# Piston rings on a 50cc moped engine



## xxironchefxx (Aug 9, 2008)

I am rebuilding a 50cc 2-stroke moped engine and i need to replace the piston rings. i measured one of the existing rings and it reads about 41mm in diameter. I went to the website of the company and found all the technical information about the moped and it said the piston ring diameter was 32 x 2 as you can see in the first picture. I don't know what units they are using and I cannot order the exact parts online because the company went out of business. The company is called JAWA and is from Europe. I need the correct measurements of the ring so i can order a new one. 32 x 2 is the only information given and if that is in millimeters, then it argues with my 41mm reading of the ring diameter (it is most likely not exactly 41mm but i don't have the correct tools to measure accurately). Are they measuring it a different way? Please tell me what i should do when trying to order replacing piston rings. I was thinking of using rings used for chainsaws. The cylinder has not been re bored. Also, on the second picture i do not understand why there is "A,B,and C" measurements of the same piston? Please help me.

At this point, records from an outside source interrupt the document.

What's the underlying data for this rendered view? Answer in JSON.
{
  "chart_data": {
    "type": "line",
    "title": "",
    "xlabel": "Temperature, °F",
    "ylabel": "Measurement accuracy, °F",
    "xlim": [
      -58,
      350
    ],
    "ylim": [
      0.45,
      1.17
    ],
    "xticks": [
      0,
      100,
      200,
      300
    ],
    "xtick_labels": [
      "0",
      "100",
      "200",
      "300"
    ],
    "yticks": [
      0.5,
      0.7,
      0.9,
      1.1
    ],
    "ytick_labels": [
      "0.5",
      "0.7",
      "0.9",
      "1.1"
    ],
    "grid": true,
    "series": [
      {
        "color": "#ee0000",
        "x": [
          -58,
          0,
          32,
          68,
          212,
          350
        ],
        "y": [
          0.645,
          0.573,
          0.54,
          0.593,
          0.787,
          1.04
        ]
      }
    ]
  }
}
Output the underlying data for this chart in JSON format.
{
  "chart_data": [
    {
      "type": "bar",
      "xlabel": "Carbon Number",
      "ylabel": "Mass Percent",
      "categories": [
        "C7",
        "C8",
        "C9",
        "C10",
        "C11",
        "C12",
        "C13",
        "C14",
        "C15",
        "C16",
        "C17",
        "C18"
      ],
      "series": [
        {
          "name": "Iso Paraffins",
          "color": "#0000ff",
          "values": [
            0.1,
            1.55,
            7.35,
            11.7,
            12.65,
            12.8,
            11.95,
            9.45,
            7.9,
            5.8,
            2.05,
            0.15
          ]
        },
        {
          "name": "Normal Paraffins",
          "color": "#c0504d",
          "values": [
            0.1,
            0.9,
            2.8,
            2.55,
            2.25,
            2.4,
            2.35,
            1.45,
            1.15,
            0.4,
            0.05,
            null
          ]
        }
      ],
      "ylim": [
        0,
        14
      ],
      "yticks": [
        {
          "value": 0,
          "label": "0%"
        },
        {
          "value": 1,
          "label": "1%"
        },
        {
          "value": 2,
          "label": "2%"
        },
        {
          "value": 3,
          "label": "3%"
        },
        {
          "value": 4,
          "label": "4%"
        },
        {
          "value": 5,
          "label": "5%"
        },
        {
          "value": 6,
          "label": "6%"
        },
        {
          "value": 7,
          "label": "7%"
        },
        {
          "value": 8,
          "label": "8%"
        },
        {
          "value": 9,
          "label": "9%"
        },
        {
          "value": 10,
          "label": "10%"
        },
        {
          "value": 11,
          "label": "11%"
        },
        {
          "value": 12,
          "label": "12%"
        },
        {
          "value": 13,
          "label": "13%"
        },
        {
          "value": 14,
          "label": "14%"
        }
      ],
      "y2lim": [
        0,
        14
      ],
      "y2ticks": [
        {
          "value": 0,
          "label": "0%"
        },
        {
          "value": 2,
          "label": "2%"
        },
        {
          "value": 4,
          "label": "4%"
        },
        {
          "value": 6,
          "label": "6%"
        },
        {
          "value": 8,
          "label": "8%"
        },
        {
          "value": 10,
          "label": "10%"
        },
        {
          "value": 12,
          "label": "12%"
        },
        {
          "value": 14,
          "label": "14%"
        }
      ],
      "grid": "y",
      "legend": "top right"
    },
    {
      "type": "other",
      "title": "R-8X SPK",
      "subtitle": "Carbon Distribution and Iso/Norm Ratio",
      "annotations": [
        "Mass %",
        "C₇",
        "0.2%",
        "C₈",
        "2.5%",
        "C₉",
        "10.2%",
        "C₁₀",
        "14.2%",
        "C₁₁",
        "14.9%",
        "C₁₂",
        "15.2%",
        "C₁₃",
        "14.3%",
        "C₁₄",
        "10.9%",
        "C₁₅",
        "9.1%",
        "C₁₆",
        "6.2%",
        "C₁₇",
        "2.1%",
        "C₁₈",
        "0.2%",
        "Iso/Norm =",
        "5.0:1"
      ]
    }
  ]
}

http://img354.imageshack.us/img354/838/123he8.png
http://img125.imageshack.us/img125/1053/1234vt8.png


----------



## BDM53 (Aug 9, 2008)

If you can borrow a set of mics, measure the bore, the piston and the ring thickness. I think there was something else buts it been awhile and I am by no means a machinist. They told me what to measure and you will need an acurate measurment. You may be able to find something off their website too. Weisco may have something that will fit. I have ordered rings from them for an Alpha Sports 50 a couple of years ago and they had them. Just a thought, hope it helps.


----------